Depuis une petite dizaine d’années, les éditeurs français font un effort particulier pour publier de nouveaux auteurs japonais. Après Murakami Haruki au Seuil et Murakami Ryû chez Picquier, le Mercure de France propose aujourd’hui la belle traduction d’un roman de Tsuji Hitonari, Le Bouddha blanc (1), dont l’histoire inspiré par son grand-père révèle un très grand écrivain. De passage à Paris, l’auteur a répondu à nos questions.OVNI : Vous avez publié plusieurs romans au Japon. Certains d’entre eux comme Kaikyô no hikari (La lumière du détroit, éd. Shinchôsha, 1997) ont même été couronnés par des prix littéraires. Pourquoi le choix de la traduction française s’est-il porté sur le Bouddha blanc ?
Tsuji Hitonari : C’est un concours de circonstances heureux qui a permis la publication de cet ouvrage en France. A l’occasion de la foire du livre de Francfort, mon éditeur a parlé de ce roman à Marie-Pierre Bay qui dirige la collection bibliothèque étrangère au Mercure de France. Elle a été emballée par le sujet qui est basée sur une véritable histoire, celle de mon grand-père. Son enthousiasme m’a touché d’autant plus que ce livre est mon préféré. J’imagine que la facture classique de ce roman qui contient des ingrédients typiquement japonais a aussi contribué à séduire Mme Bay et, j’en suis sûr, permettra de conquérir de nombreux lecteurs français.OVNI : Le Bouddha blanc est le plus autobiographique de vos romans. Il apparaît également comme le plus abouti d’où se dégage une impression de tranquillité.
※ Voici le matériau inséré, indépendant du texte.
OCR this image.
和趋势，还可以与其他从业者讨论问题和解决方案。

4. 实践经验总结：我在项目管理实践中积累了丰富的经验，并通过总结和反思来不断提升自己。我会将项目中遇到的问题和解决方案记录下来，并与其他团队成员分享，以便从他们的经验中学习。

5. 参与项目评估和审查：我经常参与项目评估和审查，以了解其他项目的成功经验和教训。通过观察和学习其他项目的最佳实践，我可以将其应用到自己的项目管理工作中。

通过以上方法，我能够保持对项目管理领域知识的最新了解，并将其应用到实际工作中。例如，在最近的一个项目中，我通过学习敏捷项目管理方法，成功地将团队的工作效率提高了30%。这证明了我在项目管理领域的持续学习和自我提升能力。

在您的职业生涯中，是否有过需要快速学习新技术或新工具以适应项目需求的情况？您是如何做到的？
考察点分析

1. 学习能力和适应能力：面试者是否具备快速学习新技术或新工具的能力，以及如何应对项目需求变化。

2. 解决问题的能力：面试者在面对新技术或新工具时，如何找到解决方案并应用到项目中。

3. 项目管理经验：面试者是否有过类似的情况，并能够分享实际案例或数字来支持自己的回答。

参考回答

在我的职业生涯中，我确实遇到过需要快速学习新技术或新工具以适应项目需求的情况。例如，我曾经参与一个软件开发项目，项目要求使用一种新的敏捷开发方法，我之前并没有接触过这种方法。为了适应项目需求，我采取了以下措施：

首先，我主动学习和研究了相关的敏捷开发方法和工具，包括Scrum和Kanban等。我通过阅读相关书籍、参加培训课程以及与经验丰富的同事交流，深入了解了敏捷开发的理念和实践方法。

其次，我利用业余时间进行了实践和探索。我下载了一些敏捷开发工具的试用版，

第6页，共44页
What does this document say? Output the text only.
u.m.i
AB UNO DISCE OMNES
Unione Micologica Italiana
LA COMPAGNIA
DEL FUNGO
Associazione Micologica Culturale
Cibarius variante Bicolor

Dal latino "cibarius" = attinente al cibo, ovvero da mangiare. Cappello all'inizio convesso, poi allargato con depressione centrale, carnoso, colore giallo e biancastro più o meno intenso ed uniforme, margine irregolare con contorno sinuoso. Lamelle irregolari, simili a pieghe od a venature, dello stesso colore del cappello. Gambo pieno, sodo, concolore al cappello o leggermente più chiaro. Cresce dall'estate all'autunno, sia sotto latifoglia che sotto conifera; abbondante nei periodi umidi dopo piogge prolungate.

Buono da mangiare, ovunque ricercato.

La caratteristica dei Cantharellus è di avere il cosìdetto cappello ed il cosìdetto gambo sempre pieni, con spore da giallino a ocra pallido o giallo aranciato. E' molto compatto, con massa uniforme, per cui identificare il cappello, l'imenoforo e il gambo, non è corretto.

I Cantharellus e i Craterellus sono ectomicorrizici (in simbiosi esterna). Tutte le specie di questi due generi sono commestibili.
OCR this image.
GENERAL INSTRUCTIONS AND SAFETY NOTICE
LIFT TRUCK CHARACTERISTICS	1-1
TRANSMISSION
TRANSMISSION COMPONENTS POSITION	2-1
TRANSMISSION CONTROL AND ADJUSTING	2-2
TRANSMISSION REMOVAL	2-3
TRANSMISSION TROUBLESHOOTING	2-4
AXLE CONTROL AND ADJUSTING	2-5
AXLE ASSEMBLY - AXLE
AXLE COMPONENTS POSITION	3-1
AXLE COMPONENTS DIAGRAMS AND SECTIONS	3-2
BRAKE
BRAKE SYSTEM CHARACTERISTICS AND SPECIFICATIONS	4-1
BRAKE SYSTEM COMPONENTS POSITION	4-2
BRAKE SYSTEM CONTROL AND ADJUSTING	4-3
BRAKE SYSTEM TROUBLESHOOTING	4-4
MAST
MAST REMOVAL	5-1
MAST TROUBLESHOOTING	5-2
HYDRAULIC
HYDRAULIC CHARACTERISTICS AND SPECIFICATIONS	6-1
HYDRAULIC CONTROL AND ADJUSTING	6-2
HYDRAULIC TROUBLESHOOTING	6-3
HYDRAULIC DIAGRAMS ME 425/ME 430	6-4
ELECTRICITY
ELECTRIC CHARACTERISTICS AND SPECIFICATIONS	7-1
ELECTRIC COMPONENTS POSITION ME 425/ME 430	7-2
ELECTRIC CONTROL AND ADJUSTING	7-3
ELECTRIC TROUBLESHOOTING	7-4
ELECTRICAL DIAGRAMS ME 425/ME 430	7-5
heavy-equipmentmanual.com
T. H. : En effet, je me suis inspiré de l’histoire de mon grand-père pour écrire ce livre. C’est ma mère qui m’avait raconté son extraordinaire aventure et cela m’avait tout de suite emballé. Et puis, j’étais à un moment de ma vie où je me posais beaucoup de questions sur le roman et sur les raisons qui me poussaient à en écrire. Ces interrogations combinées à une histoire qui me touchait directement ont contribué à donner un sens original à ce livre. Je considère Le Bouddha blanc comme un aboutissement. Tous les livres que j’ai pu écrire avant lui étaient pour moi un entraînement. Dans la vie des écrivains, il y a plusieurs étapes. Le Bouddha blanc n’est bien sûr pas la dernière pour moi, mais c’est sans doute un pallier dans ma carrière d’écrivain. Depuis j’ai écrit un autre roman Wild flower (éd. Shûeisha, 1998) que je n’aurais sans doute pas pu écrire si je n’avais pas publié Le Bouddha blanc.OVNI : Vous vivez à New York comme d’autres artistes japonais. Pourquoi avez-vous ressenti le besoin de quitter le Japon ?
T. H. : J’ai quitté le Japon après la publication du Bouddha blanc. Après la plongée dans mon passé qui a accompagné l’écriture de ce roman, j’ai eu besoin de prendre de la distance avec le Japon. A New York, j’ai découvert une certaine liberté et la notion de cosmopolitisme. En même temps, ma vision du Japon a totalement évolué à l’instar de mon grand-père qui, lui aussi, avait radicalement modifié son regard sur les autres en édifiant ce bouddha géant.OVNI : Au regard de cette expérience, quel doit être selon vous le rôle de l’écrivain dans la société ?
T. H. : C’est une question difficile. A mon sens, un artiste qui s’intéresse à la politique et qui en parle, c’est plutôt normal. Mais pour moi, il a une tâche beaucoup plus importante à remplir, celle de rapprocher les individus entre eux pour qu’ils aient une meilleure compréhension de leur vie. Cela suppose que l’écrivain dispose d’un point de vue neutre. C’est en tout cas comme ça que j’envisage mon rôle si tant est que j’en ai un. J’essaie d’envoyer des messages aux uns et aux autres…Propos recueillis par Claude Leblanc(1) traduit par Corinne Atlan, Mercure de France, coll. Bibliothèque étrangère, 1999, 140FF.